A 2004 agreement between the United Nations and Cambodia established the Khmer Rouge Tribunal. The trial of former Khmer Rouge leaders is expected to begin next year.
Adam Ereli, Deputy Spokesperson for the U.S. Department of State, issued a statement on the 30th Anniversary of the seizure of power by the Khmer Rouge movement in Cambodia. In it he stated, [t]he United States continues to believe there must be accountability for these atrocities, and welcomed the agreement between the United Nations and Cambodia to establish a tribunals. . . . It is only through respect for the rule of law and the existence of effective institutions that barriers to impunity will be built and regimes like that of the Khmer Rouge will exist only in the sad annals of history.

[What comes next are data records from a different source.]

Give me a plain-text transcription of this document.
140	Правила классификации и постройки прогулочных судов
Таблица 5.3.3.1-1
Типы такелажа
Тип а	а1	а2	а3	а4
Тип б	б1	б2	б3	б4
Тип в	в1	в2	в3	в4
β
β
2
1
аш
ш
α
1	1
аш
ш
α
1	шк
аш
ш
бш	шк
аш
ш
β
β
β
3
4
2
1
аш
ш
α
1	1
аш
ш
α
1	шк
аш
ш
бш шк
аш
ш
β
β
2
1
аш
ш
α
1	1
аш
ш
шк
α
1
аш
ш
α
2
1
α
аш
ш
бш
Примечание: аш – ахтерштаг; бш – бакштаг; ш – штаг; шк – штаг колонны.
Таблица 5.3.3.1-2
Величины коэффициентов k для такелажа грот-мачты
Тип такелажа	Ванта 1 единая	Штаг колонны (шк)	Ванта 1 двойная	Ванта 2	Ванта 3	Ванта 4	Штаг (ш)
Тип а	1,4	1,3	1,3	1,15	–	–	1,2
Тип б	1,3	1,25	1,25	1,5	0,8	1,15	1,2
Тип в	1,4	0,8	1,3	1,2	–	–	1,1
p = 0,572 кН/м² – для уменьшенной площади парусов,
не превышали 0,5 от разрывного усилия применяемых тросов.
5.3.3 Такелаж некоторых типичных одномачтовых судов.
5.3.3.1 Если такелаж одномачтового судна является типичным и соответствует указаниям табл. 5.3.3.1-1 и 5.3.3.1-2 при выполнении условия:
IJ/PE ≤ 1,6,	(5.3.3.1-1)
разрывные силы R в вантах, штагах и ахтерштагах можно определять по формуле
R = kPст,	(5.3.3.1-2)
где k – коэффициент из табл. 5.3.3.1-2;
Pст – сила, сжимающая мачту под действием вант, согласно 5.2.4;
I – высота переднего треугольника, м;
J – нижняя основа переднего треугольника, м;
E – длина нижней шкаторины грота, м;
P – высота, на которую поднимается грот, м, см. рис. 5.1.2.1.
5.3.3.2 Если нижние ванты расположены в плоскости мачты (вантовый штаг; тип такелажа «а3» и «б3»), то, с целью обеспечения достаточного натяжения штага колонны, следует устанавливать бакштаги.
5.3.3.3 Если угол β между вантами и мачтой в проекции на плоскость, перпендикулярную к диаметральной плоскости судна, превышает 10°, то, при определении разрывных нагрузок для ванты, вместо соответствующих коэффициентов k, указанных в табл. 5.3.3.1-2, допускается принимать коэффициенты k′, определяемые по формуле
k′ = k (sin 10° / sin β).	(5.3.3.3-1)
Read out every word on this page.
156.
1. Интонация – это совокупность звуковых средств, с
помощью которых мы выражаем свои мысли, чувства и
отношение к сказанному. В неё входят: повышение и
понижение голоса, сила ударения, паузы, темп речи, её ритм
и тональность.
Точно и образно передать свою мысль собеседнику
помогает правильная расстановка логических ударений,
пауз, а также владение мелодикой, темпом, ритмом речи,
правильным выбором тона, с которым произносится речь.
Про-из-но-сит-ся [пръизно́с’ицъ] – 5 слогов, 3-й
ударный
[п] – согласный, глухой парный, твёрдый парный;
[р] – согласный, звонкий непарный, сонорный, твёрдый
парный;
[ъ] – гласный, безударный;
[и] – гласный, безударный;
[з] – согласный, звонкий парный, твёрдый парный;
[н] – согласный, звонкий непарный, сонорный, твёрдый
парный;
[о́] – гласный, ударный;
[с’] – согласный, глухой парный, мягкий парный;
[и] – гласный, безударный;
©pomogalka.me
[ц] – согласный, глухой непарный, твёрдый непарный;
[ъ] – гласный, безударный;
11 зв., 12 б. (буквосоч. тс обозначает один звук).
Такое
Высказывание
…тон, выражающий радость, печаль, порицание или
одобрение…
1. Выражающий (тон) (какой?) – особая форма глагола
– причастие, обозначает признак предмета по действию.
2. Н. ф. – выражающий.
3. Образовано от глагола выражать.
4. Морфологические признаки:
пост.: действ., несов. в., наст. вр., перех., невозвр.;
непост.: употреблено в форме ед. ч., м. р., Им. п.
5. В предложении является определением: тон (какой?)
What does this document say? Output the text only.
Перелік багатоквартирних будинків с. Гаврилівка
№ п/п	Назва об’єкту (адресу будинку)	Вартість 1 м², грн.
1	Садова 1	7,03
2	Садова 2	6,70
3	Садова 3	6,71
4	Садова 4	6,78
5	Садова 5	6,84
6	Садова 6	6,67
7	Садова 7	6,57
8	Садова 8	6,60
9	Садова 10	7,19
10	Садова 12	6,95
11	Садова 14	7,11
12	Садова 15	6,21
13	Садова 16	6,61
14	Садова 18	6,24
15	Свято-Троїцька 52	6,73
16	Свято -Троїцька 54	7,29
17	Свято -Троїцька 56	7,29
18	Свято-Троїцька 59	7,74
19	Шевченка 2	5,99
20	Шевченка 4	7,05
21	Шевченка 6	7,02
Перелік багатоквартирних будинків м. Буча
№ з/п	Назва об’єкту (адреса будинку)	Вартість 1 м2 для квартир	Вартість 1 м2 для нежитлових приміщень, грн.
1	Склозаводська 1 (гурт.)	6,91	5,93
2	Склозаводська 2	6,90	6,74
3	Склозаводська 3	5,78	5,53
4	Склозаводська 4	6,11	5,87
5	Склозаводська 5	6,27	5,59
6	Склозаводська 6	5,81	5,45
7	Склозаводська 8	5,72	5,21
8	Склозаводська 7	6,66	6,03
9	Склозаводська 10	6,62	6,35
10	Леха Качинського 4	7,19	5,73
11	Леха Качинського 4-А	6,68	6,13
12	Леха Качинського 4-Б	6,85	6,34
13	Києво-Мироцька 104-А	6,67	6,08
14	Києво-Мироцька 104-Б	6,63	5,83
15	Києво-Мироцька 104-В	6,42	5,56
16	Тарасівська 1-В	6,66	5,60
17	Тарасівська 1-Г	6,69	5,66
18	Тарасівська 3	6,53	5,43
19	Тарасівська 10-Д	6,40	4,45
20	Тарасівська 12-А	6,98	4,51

The U.S. has provided more than seven million dollars in funding over the past decade for research to document crimes of the Khmer Rouge, and to help establish a record that would be useful in bringing to justice those responsible for atrocities during the period of Khmer Rouge rule. The U.S. also continues to focus on the importance of and need for an independent judiciary in Cambodia. Respect for the rule of law and the existence of effective institutions of justice are Cambodia's best defense against future abuses and a fitting memorial to those who lost their lives or loved ones to the Khmer Rouge.